Each time he pushes me away, I can feel a bit of my soul break off and float away, but I force a smile, hoping that by doing what he wants, he’ll be happy.
At night I make up scenarios in my head, each one involving Gerard and I in total bliss. Maybe in a parallel universe my dreams could come true. Maybe Gerard COULD be capable of showing emotion. Maybe he could forget his suicide plans. Maybe he wouldn’t leave me alone. Maybe he would love me.
It’s taxing on my physical and mental strength, trying to support Gerard in every way I possible can. Every time he calls me explaining a new and foolproof suicide plan, it’s difficult not to completely break down and beg him to change. It’s difficult to continue in light tones, advising him with the pros and cons of his plan.

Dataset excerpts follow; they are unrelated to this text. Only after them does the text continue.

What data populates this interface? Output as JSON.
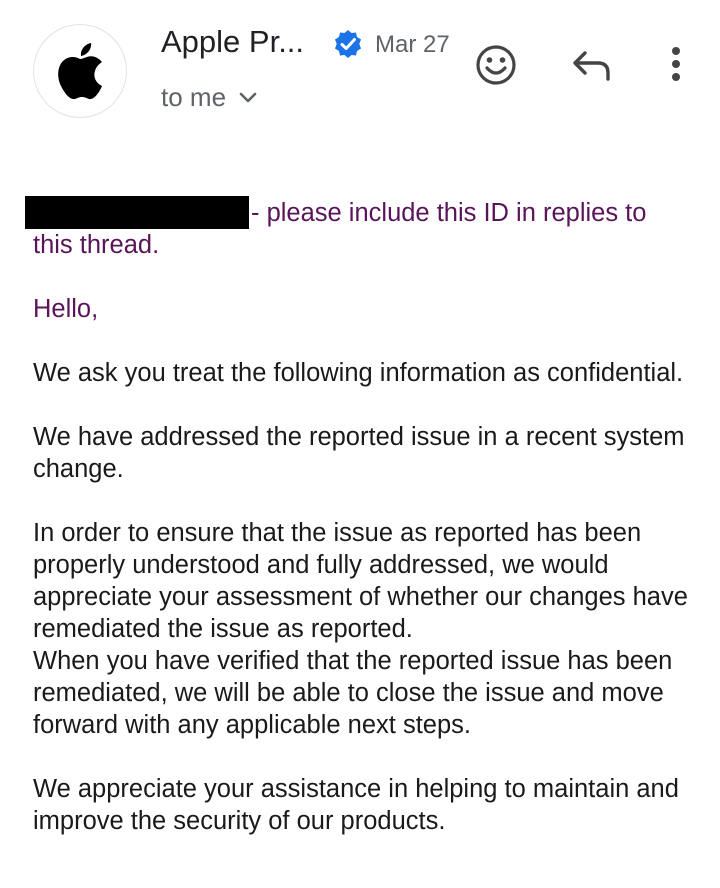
{
  "header": {
    "sender_name": "Apple Pr...",
    "date": "Mar 27",
    "recipient_label": "to me",
    "icons": [
      "apple-logo-icon",
      "verified-badge-icon",
      "chevron-down-icon",
      "emoji-reaction-icon",
      "reply-icon",
      "more-vert-icon"
    ]
  },
  "message": {
    "id_note": "- please include this ID in replies to this thread.",
    "greeting": "Hello,",
    "paragraph_1": "We ask you treat the following information as confidential.",
    "paragraph_2": "We have addressed the reported issue in a recent system change.",
    "paragraph_3a": "In order to ensure that the issue as reported has been properly understood and fully addressed, we would appreciate your assessment of whether our changes have remediated the issue as reported.",
    "paragraph_3b": "When you have verified that the reported issue has been remediated, we will be able to close the issue and move forward with any applicable next steps.",
    "paragraph_4": "We appreciate your assistance in helping to maintain and improve the security of our products."
  },
  "colors": {
    "quoted_text": "#5a1459",
    "verified_badge": "#1a73e8",
    "secondary_text": "#5f6368"
  }
}
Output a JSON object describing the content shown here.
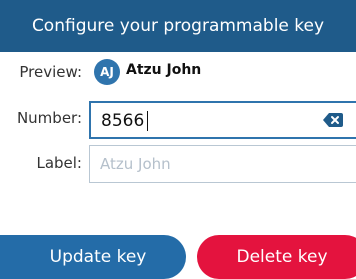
{
  "header": {
    "title": "Configure your programmable key"
  },
  "preview": {
    "label": "Preview:",
    "avatar_initials": "AJ",
    "name": "Atzu John"
  },
  "number": {
    "label": "Number:",
    "value": "8566"
  },
  "label_field": {
    "label": "Label:",
    "placeholder": "Atzu John"
  },
  "buttons": {
    "update": "Update key",
    "delete": "Delete key"
  },
  "colors": {
    "header": "#1f5b8a",
    "primary": "#246ca8",
    "danger": "#e4133e",
    "border": "#b9c7d3"
  }
}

Every time he calls me completely smashed off his face on a new drug concoction, it’s difficult to refrain from calling the ambulance and rushing to his aid. It’s difficult to humour him and pretend that every thing is okay, when in reality, he won’t remember a word I said the next morning.
Every time he picks out all my flaws and teases me relentlessly about them, it’s difficult not to scream and shout obscenities at him. It’s difficult to pretend that I don’t care, and laugh along with him.
But each time he hurts himself, or me, it breaks me. Bit by bit, I see my sanity slipping away and a new darkness threatening to claim my mind.
But maybe this isn’t a bad thing? Maybe if my sanity goes, then I’ll be able to be with Gerard fully, in the same mindset.
Whatever the case, it’s only a matter of time before he breaks me completely.
Until then, I’ll continue to smile and hope that he might stop focusing on suicide and self-destruction, and start focusing on love.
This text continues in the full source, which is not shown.